During the following decade Herrmann managed to align a film career that included his Oscar®-winning “The Devil and Daniel Webster” and the classic “The Ghost and Mrs Muir” with his New York based appearances as conductor and composer for CBS. At that time he also produced works for the concert hall including Symphony No 1, the cantata “Moby Dick” and the opera “Wuthering Heights”.
In 1951, after CBS was forced to shut the radio orchestra, Herrmann moved to Hollywood as a freelance composer working in films for artists such as Robert Wise (“The Day the Earth Stood Still”), Fred Zinnemann (“A Hatful of Rain”), Ray Harryhausen (“7th Voyage of Sinbad”) and – most importantly – Alfred Hitchcock, with whom he collaborated on classics like “North by Northwest”, “Vertigo” and “Psycho”.
By the 1960s he had relocated to London where he recorded his musical works for major labels, notably Decca, and composed for a new generation of directors including François Truffaut (“Fahrenheit 451?) and Brian De Palma (“Obsession”).

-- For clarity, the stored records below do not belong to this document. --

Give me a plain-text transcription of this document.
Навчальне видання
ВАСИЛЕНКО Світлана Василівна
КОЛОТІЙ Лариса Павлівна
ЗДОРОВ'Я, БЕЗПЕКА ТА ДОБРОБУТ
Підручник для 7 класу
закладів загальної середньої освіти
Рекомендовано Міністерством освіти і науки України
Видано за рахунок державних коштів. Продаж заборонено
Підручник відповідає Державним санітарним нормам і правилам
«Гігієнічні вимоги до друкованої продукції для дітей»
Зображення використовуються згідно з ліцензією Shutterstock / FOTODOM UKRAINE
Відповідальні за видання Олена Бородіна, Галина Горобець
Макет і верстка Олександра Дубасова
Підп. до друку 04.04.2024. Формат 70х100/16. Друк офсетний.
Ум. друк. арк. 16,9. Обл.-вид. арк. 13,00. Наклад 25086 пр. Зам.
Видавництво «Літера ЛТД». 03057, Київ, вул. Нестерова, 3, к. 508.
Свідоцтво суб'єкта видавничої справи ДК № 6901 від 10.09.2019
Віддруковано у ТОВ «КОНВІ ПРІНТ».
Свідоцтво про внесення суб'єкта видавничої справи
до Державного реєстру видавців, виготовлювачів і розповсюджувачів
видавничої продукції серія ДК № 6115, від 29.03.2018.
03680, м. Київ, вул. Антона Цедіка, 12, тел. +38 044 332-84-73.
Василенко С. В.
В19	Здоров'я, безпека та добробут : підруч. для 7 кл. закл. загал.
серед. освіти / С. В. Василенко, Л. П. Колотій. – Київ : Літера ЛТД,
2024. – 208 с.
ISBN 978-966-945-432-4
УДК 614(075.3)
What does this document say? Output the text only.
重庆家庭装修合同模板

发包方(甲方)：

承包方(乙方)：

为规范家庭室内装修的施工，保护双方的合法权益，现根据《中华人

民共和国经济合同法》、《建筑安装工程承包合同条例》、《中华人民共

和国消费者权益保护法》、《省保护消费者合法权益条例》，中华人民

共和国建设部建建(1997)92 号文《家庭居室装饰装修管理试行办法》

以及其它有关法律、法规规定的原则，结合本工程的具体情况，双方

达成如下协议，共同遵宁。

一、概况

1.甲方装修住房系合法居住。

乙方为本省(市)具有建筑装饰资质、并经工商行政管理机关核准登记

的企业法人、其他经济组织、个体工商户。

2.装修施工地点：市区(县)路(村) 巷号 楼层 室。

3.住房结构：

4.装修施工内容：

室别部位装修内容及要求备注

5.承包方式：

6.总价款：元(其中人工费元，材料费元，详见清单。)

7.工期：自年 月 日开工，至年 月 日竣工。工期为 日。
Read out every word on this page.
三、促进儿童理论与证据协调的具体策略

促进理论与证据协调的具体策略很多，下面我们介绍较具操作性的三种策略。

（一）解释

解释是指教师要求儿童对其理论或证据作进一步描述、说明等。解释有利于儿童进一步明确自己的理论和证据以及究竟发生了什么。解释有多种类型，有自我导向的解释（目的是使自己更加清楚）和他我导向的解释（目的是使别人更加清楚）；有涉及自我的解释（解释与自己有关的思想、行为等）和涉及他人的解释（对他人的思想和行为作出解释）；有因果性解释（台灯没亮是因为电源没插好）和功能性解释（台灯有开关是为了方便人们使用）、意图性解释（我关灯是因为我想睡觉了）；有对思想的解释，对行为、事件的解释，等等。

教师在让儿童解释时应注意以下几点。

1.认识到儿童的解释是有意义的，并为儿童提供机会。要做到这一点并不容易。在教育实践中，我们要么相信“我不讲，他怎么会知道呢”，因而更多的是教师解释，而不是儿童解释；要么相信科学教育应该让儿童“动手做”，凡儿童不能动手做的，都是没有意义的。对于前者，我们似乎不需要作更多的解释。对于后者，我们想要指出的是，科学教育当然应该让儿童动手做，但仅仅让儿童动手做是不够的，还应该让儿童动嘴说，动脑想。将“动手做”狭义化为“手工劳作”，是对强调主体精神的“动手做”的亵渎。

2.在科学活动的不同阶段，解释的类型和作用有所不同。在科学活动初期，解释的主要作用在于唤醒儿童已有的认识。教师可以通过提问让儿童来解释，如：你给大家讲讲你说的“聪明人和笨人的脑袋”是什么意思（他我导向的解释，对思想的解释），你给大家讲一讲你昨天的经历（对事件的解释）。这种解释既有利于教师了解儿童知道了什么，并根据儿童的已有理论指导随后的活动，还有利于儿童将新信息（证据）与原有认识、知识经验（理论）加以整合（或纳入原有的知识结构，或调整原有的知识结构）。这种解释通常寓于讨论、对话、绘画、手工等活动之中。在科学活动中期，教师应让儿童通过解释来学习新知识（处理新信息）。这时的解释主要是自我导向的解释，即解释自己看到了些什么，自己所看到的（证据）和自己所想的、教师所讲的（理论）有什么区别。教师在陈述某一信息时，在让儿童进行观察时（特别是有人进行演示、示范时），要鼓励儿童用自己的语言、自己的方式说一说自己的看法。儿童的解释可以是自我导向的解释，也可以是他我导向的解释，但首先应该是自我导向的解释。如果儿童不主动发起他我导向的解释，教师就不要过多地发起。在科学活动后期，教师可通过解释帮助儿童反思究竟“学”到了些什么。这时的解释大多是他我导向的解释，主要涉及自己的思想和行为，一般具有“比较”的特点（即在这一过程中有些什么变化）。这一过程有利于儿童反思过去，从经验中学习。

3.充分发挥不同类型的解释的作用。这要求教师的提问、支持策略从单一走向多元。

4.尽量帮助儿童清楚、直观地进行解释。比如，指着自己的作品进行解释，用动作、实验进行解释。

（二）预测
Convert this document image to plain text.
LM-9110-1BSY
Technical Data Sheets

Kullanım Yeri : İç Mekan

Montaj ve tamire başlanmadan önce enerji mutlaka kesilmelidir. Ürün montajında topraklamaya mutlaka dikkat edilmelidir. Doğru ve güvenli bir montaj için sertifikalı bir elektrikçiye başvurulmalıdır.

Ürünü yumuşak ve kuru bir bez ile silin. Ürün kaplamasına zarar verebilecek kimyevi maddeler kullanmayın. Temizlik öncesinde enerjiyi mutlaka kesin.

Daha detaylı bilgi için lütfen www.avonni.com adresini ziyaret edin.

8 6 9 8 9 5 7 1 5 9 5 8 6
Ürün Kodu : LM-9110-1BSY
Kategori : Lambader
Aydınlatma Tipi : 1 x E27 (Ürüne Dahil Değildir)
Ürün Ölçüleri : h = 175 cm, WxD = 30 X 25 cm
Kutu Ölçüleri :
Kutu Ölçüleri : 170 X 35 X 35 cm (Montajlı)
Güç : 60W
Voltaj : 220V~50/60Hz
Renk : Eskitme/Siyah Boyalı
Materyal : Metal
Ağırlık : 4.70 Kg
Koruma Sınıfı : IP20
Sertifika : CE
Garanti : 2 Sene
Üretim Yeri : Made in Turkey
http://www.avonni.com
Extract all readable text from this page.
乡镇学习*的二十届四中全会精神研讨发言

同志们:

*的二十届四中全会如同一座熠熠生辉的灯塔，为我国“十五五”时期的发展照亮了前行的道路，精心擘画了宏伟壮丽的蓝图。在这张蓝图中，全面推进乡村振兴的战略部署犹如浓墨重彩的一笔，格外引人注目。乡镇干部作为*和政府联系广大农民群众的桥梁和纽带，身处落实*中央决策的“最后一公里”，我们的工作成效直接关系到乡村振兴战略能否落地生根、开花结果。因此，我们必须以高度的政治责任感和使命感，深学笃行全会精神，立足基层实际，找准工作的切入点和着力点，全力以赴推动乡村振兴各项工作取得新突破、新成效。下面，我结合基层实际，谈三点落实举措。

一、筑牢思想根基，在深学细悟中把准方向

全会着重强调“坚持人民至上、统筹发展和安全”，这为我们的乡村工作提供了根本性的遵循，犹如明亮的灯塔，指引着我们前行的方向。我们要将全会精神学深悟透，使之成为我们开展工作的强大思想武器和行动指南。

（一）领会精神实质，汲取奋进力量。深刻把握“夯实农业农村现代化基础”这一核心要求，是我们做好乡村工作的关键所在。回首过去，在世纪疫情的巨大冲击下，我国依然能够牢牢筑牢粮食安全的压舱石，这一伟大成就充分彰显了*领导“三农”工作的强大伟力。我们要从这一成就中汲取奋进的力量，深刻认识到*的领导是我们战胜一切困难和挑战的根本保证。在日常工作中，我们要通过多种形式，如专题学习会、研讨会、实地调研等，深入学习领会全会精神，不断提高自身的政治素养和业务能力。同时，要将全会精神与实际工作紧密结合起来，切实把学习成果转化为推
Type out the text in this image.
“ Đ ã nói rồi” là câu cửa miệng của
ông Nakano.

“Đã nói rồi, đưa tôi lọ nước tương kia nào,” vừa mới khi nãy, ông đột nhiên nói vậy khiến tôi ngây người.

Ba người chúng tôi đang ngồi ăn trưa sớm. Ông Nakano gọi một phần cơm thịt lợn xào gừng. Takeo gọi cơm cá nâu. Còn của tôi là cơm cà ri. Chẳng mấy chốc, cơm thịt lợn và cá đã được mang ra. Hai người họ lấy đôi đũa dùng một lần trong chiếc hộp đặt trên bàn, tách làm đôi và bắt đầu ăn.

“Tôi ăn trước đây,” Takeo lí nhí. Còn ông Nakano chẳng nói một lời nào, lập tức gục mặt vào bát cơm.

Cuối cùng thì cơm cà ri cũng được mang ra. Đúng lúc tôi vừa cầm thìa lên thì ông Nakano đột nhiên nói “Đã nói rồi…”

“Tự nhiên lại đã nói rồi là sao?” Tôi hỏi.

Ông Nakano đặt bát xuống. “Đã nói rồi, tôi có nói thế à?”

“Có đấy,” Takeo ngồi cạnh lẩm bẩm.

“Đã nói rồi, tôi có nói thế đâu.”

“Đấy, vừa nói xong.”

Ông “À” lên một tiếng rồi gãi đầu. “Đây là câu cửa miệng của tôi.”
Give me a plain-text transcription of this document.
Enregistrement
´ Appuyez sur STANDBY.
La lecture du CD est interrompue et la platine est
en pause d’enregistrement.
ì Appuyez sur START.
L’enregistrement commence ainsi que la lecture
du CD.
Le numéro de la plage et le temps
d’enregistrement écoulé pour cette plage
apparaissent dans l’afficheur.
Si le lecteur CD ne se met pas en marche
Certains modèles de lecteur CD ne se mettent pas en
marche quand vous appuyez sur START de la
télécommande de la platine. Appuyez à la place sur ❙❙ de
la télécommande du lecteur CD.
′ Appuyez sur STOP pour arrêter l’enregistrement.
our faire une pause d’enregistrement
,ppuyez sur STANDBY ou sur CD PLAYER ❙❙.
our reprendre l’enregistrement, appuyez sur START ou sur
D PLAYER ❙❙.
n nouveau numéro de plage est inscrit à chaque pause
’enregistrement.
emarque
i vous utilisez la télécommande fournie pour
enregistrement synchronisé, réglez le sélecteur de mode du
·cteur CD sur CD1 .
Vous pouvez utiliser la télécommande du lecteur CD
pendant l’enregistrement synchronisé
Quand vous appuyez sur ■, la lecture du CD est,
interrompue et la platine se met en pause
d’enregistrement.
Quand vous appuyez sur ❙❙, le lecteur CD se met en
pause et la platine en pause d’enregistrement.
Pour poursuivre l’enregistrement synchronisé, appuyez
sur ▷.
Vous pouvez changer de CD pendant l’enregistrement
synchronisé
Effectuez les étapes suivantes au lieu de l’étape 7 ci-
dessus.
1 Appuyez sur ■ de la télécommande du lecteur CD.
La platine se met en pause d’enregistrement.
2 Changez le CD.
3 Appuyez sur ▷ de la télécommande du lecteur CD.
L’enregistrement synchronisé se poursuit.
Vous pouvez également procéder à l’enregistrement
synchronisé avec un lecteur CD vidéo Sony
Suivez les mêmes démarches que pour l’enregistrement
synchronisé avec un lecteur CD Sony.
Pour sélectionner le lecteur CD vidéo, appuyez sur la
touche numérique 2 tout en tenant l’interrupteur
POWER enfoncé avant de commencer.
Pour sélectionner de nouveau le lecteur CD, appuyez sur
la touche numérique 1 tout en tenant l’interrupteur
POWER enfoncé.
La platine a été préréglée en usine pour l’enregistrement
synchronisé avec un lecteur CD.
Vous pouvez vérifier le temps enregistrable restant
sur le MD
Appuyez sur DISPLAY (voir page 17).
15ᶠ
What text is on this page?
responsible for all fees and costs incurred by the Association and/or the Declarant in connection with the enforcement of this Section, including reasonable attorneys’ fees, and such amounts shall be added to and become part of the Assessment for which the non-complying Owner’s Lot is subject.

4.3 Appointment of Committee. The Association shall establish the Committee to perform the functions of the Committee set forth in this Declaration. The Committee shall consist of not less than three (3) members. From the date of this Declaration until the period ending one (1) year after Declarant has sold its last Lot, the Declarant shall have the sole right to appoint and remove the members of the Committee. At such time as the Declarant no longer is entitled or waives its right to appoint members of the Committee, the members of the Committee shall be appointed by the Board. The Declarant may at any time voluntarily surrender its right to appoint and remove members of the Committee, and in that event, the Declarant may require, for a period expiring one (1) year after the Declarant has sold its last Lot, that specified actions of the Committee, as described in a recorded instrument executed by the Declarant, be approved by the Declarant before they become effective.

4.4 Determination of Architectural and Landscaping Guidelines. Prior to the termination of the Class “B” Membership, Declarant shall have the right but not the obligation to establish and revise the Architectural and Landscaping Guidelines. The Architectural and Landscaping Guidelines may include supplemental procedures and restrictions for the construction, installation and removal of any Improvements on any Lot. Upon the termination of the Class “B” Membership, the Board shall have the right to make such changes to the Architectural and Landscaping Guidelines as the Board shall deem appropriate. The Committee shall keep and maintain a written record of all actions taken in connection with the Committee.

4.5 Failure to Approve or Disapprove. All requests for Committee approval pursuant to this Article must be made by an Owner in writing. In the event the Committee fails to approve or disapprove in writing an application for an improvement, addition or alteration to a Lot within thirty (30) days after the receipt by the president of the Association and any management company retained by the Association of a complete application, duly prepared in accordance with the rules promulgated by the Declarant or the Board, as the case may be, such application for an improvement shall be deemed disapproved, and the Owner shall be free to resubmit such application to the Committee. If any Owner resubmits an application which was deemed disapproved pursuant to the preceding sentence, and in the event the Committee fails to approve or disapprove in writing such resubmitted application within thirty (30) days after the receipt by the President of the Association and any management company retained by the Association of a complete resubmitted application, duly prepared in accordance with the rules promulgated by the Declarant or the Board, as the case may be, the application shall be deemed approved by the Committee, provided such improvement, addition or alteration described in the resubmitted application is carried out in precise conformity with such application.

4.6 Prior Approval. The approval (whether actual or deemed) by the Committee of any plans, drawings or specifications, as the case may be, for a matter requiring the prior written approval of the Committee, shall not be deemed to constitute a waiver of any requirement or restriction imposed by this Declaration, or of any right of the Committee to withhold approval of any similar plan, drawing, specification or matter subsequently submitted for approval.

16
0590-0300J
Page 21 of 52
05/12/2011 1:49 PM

He died on the morning of Christmas Eve 1975, having just completed recording his score to Martin Scorcese’s “Taxi Driver”.
Herrmann was married three times: to novelist Lucille Fletcher from 1939 to 1948 (two daughters); then to Lucy Anderson from 1949 to 1964; and, finally, to Norma Shepherd – a journalist, producer and presenter for the BBC in London – in 1968.